Mais malgré la réputation qu’avait notre système scolaire, des courants de pensée après guerre ont commencé à mettre en avant son côté trop autoritaire, l’instruction s’appuyant plus sur le raisonnement et la rationalité, réputés plus rébarbatifs, là où l’éducation, plus intuitive, s’appuie plus sur les sens et l’affectivité. Pour schématiser, l’instruction supposerait l’effort quand l’éducation privilégierait une pédagogie ludique.

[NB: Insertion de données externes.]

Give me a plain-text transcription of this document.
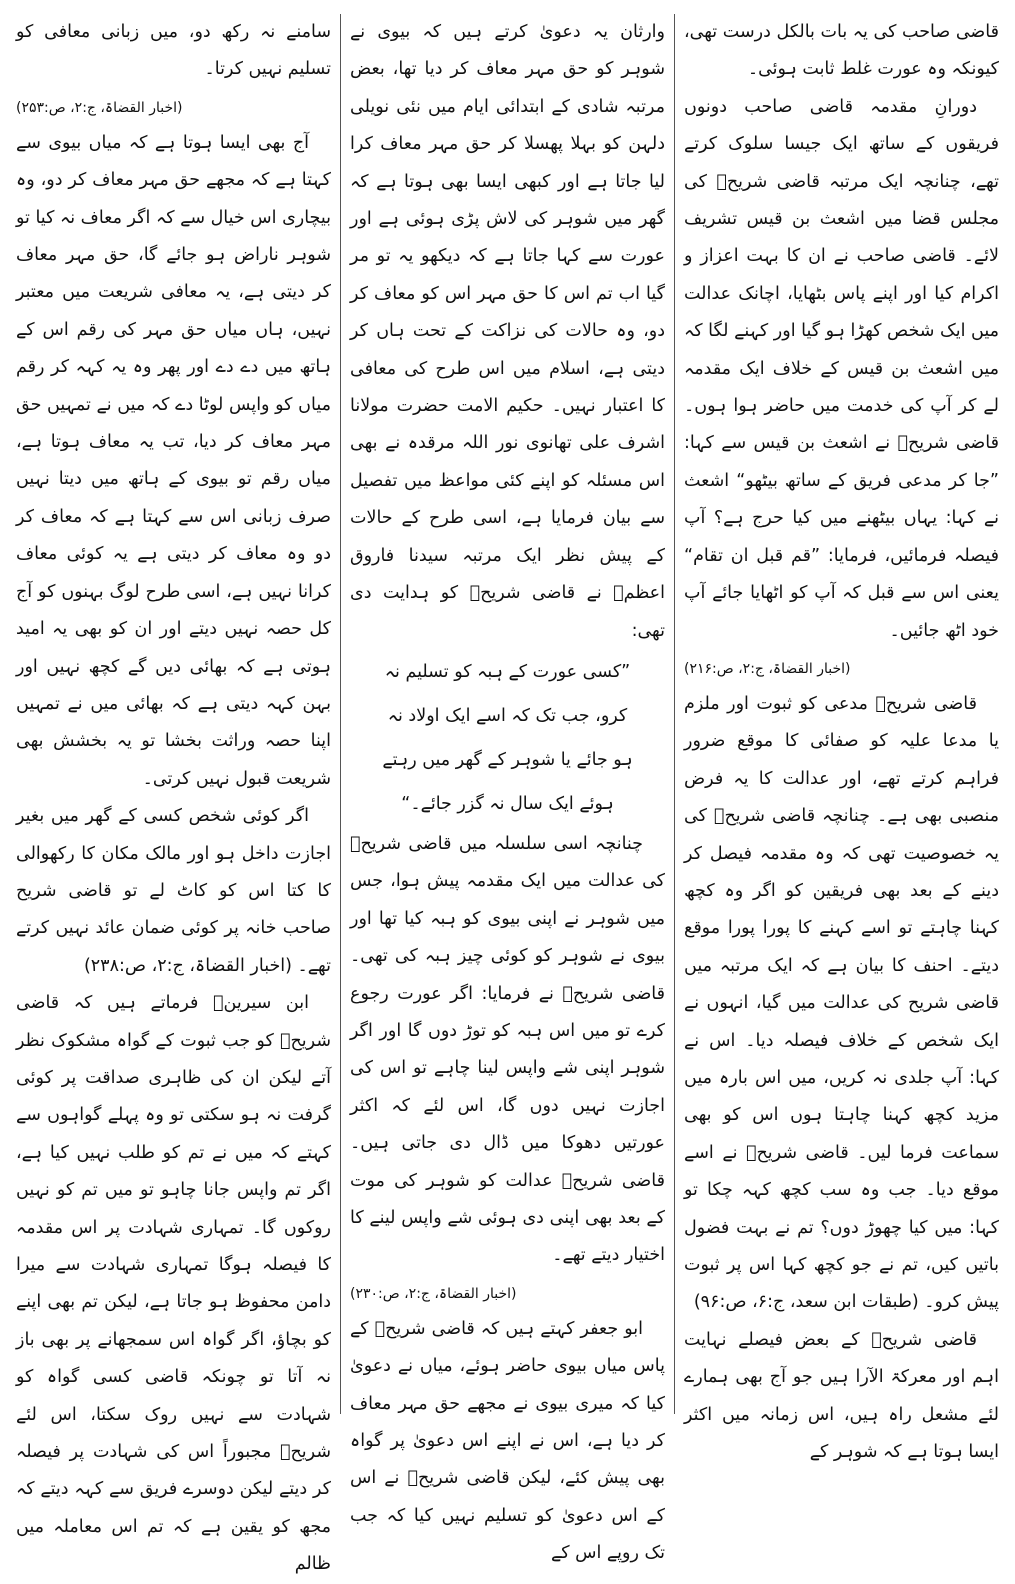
قاضی صاحب کی یہ بات بالکل درست تھی، کیونکہ وہ عورت غلط ثابت ہوئی۔

دورانِ مقدمہ قاضی صاحب دونوں فریقوں کے ساتھ ایک جیسا سلوک کرتے تھے، چنانچہ ایک مرتبہ قاضی شریحؒ کی مجلس قضا میں اشعث بن قیس تشریف لائے۔ قاضی صاحب نے ان کا بہت اعزاز و اکرام کیا اور اپنے پاس بٹھایا، اچانک عدالت میں ایک شخص کھڑا ہو گیا اور کہنے لگا کہ میں اشعث بن قیس کے خلاف ایک مقدمہ لے کر آپ کی خدمت میں حاضر ہوا ہوں۔ قاضی شریحؒ نے اشعث بن قیس سے کہا: ”جا کر مدعی فریق کے ساتھ بیٹھو“ اشعث نے کہا: یہاں بیٹھنے میں کیا حرج ہے؟ آپ فیصلہ فرمائیں، فرمایا: ”قم قبل ان تقام“ یعنی اس سے قبل کہ آپ کو اٹھایا جائے آپ خود اٹھ جائیں۔

(اخبار القضاۃ، ج:۲، ص:۲۱۶)

قاضی شریحؒ مدعی کو ثبوت اور ملزم یا مدعا علیہ کو صفائی کا موقع ضرور فراہم کرتے تھے، اور عدالت کا یہ فرض منصبی بھی ہے۔ چنانچہ قاضی شریحؒ کی یہ خصوصیت تھی کہ وہ مقدمہ فیصل کر دینے کے بعد بھی فریقین کو اگر وہ کچھ کہنا چاہتے تو اسے کہنے کا پورا پورا موقع دیتے۔ احنف کا بیان ہے کہ ایک مرتبہ میں قاضی شریح کی عدالت میں گیا، انہوں نے ایک شخص کے خلاف فیصلہ دیا۔ اس نے کہا: آپ جلدی نہ کریں، میں اس بارہ میں مزید کچھ کہنا چاہتا ہوں اس کو بھی سماعت فرما لیں۔ قاضی شریحؒ نے اسے موقع دیا۔ جب وہ سب کچھ کہہ چکا تو کہا: میں کیا چھوڑ دوں؟ تم نے بہت فضول باتیں کیں، تم نے جو کچھ کہا اس پر ثبوت پیش کرو۔ (طبقات ابن سعد، ج:۶، ص:۹۶)

قاضی شریحؒ کے بعض فیصلے نہایت اہم اور معرکۃ الآرا ہیں جو آج بھی ہمارے لئے مشعل راہ ہیں، اس زمانہ میں اکثر ایسا ہوتا ہے کہ شوہر کے

وارثان یہ دعویٰ کرتے ہیں کہ بیوی نے شوہر کو حق مہر معاف کر دیا تھا، بعض مرتبہ شادی کے ابتدائی ایام میں نئی نویلی دلہن کو بہلا پھسلا کر حق مہر معاف کرا لیا جاتا ہے اور کبھی ایسا بھی ہوتا ہے کہ گھر میں شوہر کی لاش پڑی ہوئی ہے اور عورت سے کہا جاتا ہے کہ دیکھو یہ تو مر گیا اب تم اس کا حق مہر اس کو معاف کر دو، وہ حالات کی نزاکت کے تحت ہاں کر دیتی ہے، اسلام میں اس طرح کی معافی کا اعتبار نہیں۔ حکیم الامت حضرت مولانا اشرف علی تھانوی نور اللہ مرقدہ نے بھی اس مسئلہ کو اپنے کئی مواعظ میں تفصیل سے بیان فرمایا ہے، اسی طرح کے حالات کے پیش نظر ایک مرتبہ سیدنا فاروق اعظمؓ نے قاضی شریحؒ کو ہدایت دی تھی:

”کسی عورت کے ہبہ کو تسلیم نہ کرو، جب تک کہ اسے ایک اولاد نہ ہو جائے یا شوہر کے گھر میں رہتے ہوئے ایک سال نہ گزر جائے۔“

چنانچہ اسی سلسلہ میں قاضی شریحؒ کی عدالت میں ایک مقدمہ پیش ہوا، جس میں شوہر نے اپنی بیوی کو ہبہ کیا تھا اور بیوی نے شوہر کو کوئی چیز ہبہ کی تھی۔ قاضی شریحؒ نے فرمایا: اگر عورت رجوع کرے تو میں اس ہبہ کو توڑ دوں گا اور اگر شوہر اپنی شے واپس لینا چاہے تو اس کی اجازت نہیں دوں گا، اس لئے کہ اکثر عورتیں دھوکا میں ڈال دی جاتی ہیں۔ قاضی شریحؒ عدالت کو شوہر کی موت کے بعد بھی اپنی دی ہوئی شے واپس لینے کا اختیار دیتے تھے۔

(اخبار القضاۃ، ج:۲، ص:۲۳۰)

ابو جعفر کہتے ہیں کہ قاضی شریحؒ کے پاس میاں بیوی حاضر ہوئے، میاں نے دعویٰ کیا کہ میری بیوی نے مجھے حق مہر معاف کر دیا ہے، اس نے اپنے اس دعویٰ پر گواہ بھی پیش کئے، لیکن قاضی شریحؒ نے اس کے اس دعویٰ کو تسلیم نہیں کیا کہ جب تک روپے اس کے

سامنے نہ رکھ دو، میں زبانی معافی کو تسلیم نہیں کرتا۔

(اخبار القضاۃ، ج:۲، ص:۲۵۳)

آج بھی ایسا ہوتا ہے کہ میاں بیوی سے کہتا ہے کہ مجھے حق مہر معاف کر دو، وہ بیچاری اس خیال سے کہ اگر معاف نہ کیا تو شوہر ناراض ہو جائے گا، حق مہر معاف کر دیتی ہے، یہ معافی شریعت میں معتبر نہیں، ہاں میاں حق مہر کی رقم اس کے ہاتھ میں دے دے اور پھر وہ یہ کہہ کر رقم میاں کو واپس لوٹا دے کہ میں نے تمہیں حق مہر معاف کر دیا، تب یہ معاف ہوتا ہے، میاں رقم تو بیوی کے ہاتھ میں دیتا نہیں صرف زبانی اس سے کہتا ہے کہ معاف کر دو وہ معاف کر دیتی ہے یہ کوئی معاف کرانا نہیں ہے، اسی طرح لوگ بہنوں کو آج کل حصہ نہیں دیتے اور ان کو بھی یہ امید ہوتی ہے کہ بھائی دیں گے کچھ نہیں اور بہن کہہ دیتی ہے کہ بھائی میں نے تمہیں اپنا حصہ وراثت بخشا تو یہ بخشش بھی شریعت قبول نہیں کرتی۔

اگر کوئی شخص کسی کے گھر میں بغیر اجازت داخل ہو اور مالک مکان کا رکھوالی کا کتا اس کو کاٹ لے تو قاضی شریح صاحب خانہ پر کوئی ضمان عائد نہیں کرتے تھے۔ (اخبار القضاۃ، ج:۲، ص:۲۳۸)

ابن سیرینؒ فرماتے ہیں کہ قاضی شریحؒ کو جب ثبوت کے گواہ مشکوک نظر آتے لیکن ان کی ظاہری صداقت پر کوئی گرفت نہ ہو سکتی تو وہ پہلے گواہوں سے کہتے کہ میں نے تم کو طلب نہیں کیا ہے، اگر تم واپس جانا چاہو تو میں تم کو نہیں روکوں گا۔ تمہاری شہادت پر اس مقدمہ کا فیصلہ ہوگا تمہاری شہادت سے میرا دامن محفوظ ہو جاتا ہے، لیکن تم بھی اپنے کو بچاؤ، اگر گواہ اس سمجھانے پر بھی باز نہ آتا تو چونکہ قاضی کسی گواہ کو شہادت سے نہیں روک سکتا، اس لئے شریحؒ مجبوراً اس کی شہادت پر فیصلہ کر دیتے لیکن دوسرے فریق سے کہہ دیتے کہ مجھ کو یقین ہے کہ تم اس معاملہ میں ظالم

Peyrefitte, dans « c’était De Gaulle », n’affirmait-il pas qu’aux enfants de la télévision, on ne peut enseigner comme avant ? C’était sans doute sincère. Ils pensaient que les modifications que subissait la société nécessitaient un changement de paradigme pour l’Ecole. Notre Ecole était dépassée.
C’était oublier bien vite que le savoir, la culture à transmettre, ne sont jamais dépassés, dès lors qu’ils doivent servir à apprendre la liberté aux futures générations.
Les politiques successives n’ont eu de cesse, dès lors, d’affirmer la nécessité de l’éducation contre l’instruction en appelant finalement à une reconstruction complète de notre système scolaire.
Tous ceux qui, depuis, prônent l’ «Éducation Nationale», tels le plan Langevin-Wallon, la loi Jospin de 1989, la loi d’orientation et de programme pour l’avenir de l’Ecole de M.Fillon en 2005, ou l’« Ecole de la Confiance » de M.Blanquer, ont tous en commun de vouloir créer l’Homme nouveau, faire passer des valeurs, éduquer au « savoir-être ». Ils forgent «le peuple de demain», se plaçant dans la position de « ceux qui savent » alors même qu’ils n’appartiennent pas au monde que connaîtrons les enfants qu’ils veulent forger.
Au lieu d’apporter aux élèves des connaissances qui leur serviront de socle pour construire leur réflexion propre, leur permettant ainsi d’accepter ou de réfuter la société dans laquelle ils vivent, et donc d’exercer leur droit républicain de citoyen, l’école cherche leur adhésion avant toute chose. Les élèves ne raisonnent plus, ils admettent et se doivent d’adhérer à des valeurs prémâchées.
C’est le but même de ces méthodes pédagogiques « nouvelles » prônées comme étant plus « efficaces » depuis plusieurs décennies, et tirées des « pédagogies actives » (7).
Le travail en groupe est mis en avant dans des jeux de rôle, ou des discussions entre pairs pour mettre en commun les acquis. On applique en fait ainsi des techniques utilisées en psychologie de l’engagement, dont le but est d’obtenir des actes à priori anodins mais qui n’en ont pas moins pour conséquence d’engager celles ou ceux qui les auront réalisés, à penser et se comporter différemment par la suite. Une de ces technique repose sur la dissonance cognitive, ou contradiction entre deux éléments du psychisme d’un individu : si un sujet est amené à commettre en public, ici dans une classe, un acte en contradiction avec ses valeurs antérieures , il aura tendance à les modifier pour réduire la tension à laquelle il est soumis. On peut ainsi modifier les valeurs, les attitudes et les comportements, et faire intérioriser à la place ce que l’on souhaite.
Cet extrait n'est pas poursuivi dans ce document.